Enter Chicago lawyer Judy Gold, a political activist and fundraiser who was relentless in pushing Duckworth to consult with Dr. Edmond Confino, a fertility specialist at Northwestern’s Feinberg School of Medicine. “For six months, she kept on me,” Duckworth writes, eventually deciding with Bryan “it can’t hurt to ask.”

She was stunned when Confino told her the first doctor did not tell her about procedures that could help her conceive because that advice “might violate the teachings of the Catholic Church.”

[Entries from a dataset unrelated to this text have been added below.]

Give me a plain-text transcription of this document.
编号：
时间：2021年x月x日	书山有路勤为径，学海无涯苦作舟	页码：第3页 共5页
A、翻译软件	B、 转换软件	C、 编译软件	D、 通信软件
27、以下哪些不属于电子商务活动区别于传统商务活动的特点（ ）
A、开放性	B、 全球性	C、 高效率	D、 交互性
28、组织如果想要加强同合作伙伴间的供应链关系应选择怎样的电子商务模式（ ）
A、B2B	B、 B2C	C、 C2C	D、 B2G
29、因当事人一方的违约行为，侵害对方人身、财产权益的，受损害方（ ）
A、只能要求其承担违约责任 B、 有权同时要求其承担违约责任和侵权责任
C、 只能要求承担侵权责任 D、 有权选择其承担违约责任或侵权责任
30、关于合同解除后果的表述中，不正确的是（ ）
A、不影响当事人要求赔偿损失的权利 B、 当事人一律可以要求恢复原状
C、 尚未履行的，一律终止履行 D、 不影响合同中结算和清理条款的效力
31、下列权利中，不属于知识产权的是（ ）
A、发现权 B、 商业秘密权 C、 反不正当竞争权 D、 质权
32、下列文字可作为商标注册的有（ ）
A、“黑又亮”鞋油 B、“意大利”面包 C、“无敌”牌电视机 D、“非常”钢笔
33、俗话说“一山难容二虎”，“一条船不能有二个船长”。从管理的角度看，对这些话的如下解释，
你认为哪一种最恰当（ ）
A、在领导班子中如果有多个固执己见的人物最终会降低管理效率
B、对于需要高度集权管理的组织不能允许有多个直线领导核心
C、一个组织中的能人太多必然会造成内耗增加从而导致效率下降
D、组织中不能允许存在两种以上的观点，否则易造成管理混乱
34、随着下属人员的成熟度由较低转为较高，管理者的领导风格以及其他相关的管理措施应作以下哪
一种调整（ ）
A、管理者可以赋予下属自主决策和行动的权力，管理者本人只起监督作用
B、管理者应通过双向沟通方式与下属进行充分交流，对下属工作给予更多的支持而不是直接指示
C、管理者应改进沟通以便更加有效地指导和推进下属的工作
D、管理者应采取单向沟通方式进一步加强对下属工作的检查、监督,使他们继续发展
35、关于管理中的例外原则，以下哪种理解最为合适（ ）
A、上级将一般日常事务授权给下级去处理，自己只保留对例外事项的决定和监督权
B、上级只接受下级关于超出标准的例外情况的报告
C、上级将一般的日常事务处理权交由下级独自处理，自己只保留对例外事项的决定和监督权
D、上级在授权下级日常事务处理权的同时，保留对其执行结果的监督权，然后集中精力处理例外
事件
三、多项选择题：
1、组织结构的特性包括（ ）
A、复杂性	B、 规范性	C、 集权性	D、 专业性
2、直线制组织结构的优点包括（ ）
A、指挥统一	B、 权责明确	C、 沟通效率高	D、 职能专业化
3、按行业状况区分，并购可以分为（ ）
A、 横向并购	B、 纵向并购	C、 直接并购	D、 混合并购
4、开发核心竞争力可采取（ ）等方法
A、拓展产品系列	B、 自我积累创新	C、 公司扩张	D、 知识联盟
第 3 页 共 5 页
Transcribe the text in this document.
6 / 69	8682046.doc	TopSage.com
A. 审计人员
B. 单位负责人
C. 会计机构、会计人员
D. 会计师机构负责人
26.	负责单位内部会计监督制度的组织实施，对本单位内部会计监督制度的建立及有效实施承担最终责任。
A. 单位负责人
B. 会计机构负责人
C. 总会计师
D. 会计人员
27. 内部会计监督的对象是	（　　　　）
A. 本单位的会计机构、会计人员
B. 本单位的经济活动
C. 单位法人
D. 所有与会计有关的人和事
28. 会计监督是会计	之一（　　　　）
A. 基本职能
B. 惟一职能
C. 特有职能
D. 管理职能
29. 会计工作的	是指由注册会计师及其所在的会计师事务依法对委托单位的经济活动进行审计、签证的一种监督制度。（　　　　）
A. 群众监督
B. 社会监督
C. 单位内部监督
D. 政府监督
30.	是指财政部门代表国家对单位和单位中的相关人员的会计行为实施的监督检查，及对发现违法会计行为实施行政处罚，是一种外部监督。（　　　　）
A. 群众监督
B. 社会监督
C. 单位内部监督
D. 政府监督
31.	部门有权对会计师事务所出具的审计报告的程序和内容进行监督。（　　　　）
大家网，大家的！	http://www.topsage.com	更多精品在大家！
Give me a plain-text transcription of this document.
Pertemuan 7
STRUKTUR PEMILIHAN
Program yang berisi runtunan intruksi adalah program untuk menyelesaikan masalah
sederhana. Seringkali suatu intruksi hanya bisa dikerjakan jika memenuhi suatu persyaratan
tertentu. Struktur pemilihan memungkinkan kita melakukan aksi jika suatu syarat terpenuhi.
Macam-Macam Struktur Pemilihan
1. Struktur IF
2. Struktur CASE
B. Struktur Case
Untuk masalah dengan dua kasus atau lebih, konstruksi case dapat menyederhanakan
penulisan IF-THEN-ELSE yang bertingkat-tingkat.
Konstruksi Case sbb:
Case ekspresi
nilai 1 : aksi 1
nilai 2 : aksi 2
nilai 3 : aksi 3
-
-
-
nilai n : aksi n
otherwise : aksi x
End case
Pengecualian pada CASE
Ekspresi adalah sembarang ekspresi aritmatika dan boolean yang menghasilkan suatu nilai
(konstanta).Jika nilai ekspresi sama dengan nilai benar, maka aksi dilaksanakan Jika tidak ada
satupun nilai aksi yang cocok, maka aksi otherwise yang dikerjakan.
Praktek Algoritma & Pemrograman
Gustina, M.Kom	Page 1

She felt “searing anger,” was “infuriated” and “felt dumb.” After all her dealings with doctors, it “just never occurred to me that any medical professional would withhold crucial health care information.”

Her road to politics started when Duckworth was recovering from her wounds at Walter Reed, then the military hospital in D.C. Durbin was looking for wounded warriors from Illinois to be his guests at the 2005 State of the Union address. Duckworth threw herself into prep to be strong enough to attend.

Durbin arranged a press conference with Duckworth and another Illinois soldier before President George W. Bush’s speech, which I covered.

The questions from other reporters, Duckworth wrote, were nothing “terribly hard hitting.” And then, Duckworth writes, I asked her reaction to the antiwar protests taking place at the time, given she lost her legs fighting in that war. Her answer to my question – that she was fighting to “protect their right to protest” – caught Durbin’s interest.

“And much later, he would tell me that was the first moment he thought I could run for public office.”

Duckworth keeps a boot in her Senate office. It’s a metaphor for the essence of the book, that the “lowest moments can lead to the highest heights. It reminds me that every day is, indeed, a gift.”